Translation into 3d model through CAD

The next step was translating that conceptual design into FreeCAD. This model marked the transition from “does this make sense” to “can this actually be built and analyzed.” Unlike OpenRocket, CAD forced me to confront geometry explicitly: wall thicknesses, transitions, fin profiles, and how components physically connect.

Because I intended to use this model for CFD, I also had to decide what details to preserve and what to simplify. OpenRocket abstracts geometry heavily, but CFD does not. Every fillet, edge, and surface affects meshing and solver behavior. The resulting CAD model is complete enough to serve as a baseline, with the understanding that future iterations will evolve based on both simulation results and real flight data.

The beginnings of CFD

This version of the model represents my first serious attempt at CFD. I used the CFDOF OpenFOAM plugin in FreeCAD to convert the solid geometry into a solvable case, but beyond that, most of the setup came down to experimentation. Defining inlet and outlet conditions was particularly sensitive; small mistakes often caused the computed forces to blow up to unphysical values.

The ParaView visualization shows the magnitude of forces acting on the rocket body, currently on the order of ~10 N. There are still streaks of unusually high force that I believe are numerical artifacts rather than real flow features. At this stage, accuracy is secondary. The purpose of this work is to understand how setup choices influence results, so that later refinements are meaningful.

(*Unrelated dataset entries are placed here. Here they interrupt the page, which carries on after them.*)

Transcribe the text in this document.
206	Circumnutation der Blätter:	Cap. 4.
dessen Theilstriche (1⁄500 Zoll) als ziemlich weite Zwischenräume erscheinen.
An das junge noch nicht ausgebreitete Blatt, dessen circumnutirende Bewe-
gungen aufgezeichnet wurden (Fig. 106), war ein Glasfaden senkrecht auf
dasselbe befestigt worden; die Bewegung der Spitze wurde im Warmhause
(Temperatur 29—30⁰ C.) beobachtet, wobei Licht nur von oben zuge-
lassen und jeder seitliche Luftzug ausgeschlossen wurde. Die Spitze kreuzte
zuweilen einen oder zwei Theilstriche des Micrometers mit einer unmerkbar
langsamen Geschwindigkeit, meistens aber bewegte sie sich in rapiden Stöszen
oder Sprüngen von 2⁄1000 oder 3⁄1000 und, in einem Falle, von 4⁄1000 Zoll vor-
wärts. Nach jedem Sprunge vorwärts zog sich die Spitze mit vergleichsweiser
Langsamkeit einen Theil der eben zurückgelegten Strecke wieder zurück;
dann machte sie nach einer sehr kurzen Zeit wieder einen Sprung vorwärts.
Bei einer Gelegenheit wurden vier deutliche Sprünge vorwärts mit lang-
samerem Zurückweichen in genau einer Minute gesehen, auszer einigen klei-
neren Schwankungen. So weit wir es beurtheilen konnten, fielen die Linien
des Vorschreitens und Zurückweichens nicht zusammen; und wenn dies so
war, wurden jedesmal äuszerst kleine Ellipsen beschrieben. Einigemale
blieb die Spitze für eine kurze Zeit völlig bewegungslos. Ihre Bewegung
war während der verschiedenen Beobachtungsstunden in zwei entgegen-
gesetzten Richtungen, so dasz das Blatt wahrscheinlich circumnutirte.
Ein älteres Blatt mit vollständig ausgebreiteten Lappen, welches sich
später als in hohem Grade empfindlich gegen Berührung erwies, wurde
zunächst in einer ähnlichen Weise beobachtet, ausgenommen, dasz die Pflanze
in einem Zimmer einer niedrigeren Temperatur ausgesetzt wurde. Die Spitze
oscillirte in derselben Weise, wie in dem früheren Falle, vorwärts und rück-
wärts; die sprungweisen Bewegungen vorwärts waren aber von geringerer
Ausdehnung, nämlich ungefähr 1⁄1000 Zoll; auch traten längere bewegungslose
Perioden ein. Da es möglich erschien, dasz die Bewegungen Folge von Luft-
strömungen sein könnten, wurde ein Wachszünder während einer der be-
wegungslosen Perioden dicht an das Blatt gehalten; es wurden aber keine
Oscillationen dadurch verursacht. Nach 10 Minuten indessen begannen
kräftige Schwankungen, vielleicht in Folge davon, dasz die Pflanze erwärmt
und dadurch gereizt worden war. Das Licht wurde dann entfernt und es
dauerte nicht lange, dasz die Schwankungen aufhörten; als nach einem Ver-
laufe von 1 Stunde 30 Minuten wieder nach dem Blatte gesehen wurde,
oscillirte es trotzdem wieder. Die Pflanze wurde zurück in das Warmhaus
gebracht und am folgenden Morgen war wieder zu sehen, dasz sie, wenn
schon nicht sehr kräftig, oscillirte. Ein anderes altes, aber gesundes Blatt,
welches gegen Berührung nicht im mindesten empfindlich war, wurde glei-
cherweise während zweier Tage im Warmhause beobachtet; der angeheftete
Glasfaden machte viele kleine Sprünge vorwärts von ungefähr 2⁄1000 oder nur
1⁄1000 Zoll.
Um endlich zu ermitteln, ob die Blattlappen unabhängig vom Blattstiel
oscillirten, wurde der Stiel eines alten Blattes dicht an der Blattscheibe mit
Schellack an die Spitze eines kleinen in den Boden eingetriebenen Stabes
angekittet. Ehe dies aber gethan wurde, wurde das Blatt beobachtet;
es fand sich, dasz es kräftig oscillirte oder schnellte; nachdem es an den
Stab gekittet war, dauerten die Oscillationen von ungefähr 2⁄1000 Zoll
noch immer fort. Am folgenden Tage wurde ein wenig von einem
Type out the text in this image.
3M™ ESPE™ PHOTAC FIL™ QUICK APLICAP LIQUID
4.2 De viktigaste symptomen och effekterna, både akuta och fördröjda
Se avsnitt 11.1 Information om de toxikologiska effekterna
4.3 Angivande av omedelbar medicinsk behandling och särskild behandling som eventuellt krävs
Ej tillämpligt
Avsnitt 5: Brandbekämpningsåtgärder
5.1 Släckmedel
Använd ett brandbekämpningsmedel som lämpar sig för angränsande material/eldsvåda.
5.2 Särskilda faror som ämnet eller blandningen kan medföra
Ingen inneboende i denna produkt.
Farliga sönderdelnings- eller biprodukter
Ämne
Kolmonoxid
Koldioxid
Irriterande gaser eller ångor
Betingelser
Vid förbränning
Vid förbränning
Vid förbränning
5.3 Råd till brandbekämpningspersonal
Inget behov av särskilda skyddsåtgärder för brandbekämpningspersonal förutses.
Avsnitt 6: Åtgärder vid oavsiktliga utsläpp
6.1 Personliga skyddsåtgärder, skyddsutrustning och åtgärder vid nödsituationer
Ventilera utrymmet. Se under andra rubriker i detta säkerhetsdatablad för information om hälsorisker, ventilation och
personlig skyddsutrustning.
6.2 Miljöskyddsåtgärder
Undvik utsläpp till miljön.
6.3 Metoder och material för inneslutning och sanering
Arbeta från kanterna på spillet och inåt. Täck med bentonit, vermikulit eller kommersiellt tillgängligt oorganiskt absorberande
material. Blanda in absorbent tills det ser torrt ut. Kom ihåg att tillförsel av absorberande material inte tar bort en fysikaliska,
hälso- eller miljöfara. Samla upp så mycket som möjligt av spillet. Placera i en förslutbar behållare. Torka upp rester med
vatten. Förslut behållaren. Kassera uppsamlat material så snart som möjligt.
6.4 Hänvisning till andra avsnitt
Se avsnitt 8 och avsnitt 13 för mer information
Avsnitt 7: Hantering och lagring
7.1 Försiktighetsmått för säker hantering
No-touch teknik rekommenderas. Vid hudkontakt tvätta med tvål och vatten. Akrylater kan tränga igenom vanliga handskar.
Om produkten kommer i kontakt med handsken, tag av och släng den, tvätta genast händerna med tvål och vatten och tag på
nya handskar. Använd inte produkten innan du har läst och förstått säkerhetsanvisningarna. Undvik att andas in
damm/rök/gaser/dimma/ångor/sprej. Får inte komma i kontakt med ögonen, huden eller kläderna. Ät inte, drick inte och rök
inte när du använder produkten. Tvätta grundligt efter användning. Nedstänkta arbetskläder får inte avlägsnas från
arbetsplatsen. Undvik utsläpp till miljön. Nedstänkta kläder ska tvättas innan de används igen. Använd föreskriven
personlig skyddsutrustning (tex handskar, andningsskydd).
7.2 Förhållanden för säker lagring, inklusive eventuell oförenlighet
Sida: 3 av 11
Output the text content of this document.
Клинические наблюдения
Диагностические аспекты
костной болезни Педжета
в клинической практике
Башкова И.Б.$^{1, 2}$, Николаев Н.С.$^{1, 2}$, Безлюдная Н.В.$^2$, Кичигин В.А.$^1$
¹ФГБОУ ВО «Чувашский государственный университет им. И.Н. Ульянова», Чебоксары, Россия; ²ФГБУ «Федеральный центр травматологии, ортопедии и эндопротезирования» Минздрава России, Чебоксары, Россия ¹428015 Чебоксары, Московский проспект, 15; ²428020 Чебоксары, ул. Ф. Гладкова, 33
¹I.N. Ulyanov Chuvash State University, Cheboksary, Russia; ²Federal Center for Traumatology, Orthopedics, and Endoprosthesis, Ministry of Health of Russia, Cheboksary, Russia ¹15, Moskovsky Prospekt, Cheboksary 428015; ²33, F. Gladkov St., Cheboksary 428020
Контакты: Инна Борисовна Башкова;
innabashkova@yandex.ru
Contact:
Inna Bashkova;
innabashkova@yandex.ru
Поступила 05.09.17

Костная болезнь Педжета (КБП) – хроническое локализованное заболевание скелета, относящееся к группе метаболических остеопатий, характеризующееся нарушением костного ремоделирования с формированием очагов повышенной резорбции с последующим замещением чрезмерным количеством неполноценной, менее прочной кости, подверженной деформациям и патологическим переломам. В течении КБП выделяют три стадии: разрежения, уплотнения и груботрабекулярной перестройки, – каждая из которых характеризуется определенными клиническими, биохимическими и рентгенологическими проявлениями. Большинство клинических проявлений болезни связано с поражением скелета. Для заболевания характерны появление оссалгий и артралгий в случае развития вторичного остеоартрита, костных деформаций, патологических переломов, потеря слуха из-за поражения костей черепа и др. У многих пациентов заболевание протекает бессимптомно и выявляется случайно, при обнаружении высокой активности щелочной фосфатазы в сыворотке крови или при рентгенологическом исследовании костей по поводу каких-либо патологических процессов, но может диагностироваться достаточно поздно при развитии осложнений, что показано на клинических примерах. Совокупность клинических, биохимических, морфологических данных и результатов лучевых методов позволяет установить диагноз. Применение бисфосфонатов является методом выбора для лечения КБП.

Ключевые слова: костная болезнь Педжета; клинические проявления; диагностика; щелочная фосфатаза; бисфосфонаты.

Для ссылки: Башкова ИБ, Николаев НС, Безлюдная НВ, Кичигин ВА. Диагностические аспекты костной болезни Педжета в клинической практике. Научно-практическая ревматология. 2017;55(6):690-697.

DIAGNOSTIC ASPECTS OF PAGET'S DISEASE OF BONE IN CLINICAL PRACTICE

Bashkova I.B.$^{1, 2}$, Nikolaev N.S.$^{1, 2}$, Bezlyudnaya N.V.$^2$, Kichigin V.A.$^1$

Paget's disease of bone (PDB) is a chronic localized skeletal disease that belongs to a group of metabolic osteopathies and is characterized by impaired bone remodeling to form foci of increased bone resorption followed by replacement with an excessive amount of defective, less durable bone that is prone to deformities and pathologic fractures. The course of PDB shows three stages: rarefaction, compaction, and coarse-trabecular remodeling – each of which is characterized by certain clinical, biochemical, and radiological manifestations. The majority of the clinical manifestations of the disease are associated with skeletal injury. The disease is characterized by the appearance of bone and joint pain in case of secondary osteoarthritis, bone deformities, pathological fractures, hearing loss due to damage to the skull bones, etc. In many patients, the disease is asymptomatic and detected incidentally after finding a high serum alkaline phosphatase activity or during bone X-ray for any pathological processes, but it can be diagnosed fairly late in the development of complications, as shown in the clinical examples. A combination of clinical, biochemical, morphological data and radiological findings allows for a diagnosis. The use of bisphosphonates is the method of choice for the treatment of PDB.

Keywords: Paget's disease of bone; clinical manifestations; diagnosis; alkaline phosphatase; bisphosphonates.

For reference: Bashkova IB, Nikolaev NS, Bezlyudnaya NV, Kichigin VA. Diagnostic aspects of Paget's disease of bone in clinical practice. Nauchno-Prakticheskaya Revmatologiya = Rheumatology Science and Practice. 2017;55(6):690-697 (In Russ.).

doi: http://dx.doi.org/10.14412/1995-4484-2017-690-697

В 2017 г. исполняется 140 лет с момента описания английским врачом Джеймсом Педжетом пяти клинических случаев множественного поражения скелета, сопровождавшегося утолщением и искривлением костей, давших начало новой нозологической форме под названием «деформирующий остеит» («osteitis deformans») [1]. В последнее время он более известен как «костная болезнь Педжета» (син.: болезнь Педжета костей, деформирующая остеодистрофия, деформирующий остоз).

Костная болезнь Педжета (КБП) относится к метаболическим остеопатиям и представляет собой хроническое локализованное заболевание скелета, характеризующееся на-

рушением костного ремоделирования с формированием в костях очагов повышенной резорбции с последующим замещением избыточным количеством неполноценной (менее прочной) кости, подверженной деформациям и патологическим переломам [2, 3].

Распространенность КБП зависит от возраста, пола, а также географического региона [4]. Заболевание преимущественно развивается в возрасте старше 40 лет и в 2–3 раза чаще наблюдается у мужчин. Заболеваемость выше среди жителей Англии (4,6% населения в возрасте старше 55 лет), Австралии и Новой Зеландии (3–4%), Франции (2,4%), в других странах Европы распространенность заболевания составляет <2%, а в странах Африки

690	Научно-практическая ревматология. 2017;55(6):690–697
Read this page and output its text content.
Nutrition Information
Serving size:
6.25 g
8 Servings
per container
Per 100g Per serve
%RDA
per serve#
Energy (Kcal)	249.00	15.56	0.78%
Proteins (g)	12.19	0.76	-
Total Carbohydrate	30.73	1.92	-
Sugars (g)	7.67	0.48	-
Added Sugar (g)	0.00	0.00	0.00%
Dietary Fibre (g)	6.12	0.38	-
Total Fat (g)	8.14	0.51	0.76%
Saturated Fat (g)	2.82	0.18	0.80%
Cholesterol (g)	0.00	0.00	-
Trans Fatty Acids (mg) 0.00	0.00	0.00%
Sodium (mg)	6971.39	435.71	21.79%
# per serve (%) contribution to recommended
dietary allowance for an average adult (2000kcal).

Once the mesh was built and the case compiled, I ran the solver while monitoring the residuals. The early noise reflects the flow field spinning up from initial conditions, followed by steady decay as the velocity fields settle. A spike partway through corresponds to a pressure–velocity correction step, after which the solution smooths out again. Pressure converges more slowly than velocity, but the overall trend indicates the simulation is approaching a stable, believable solution.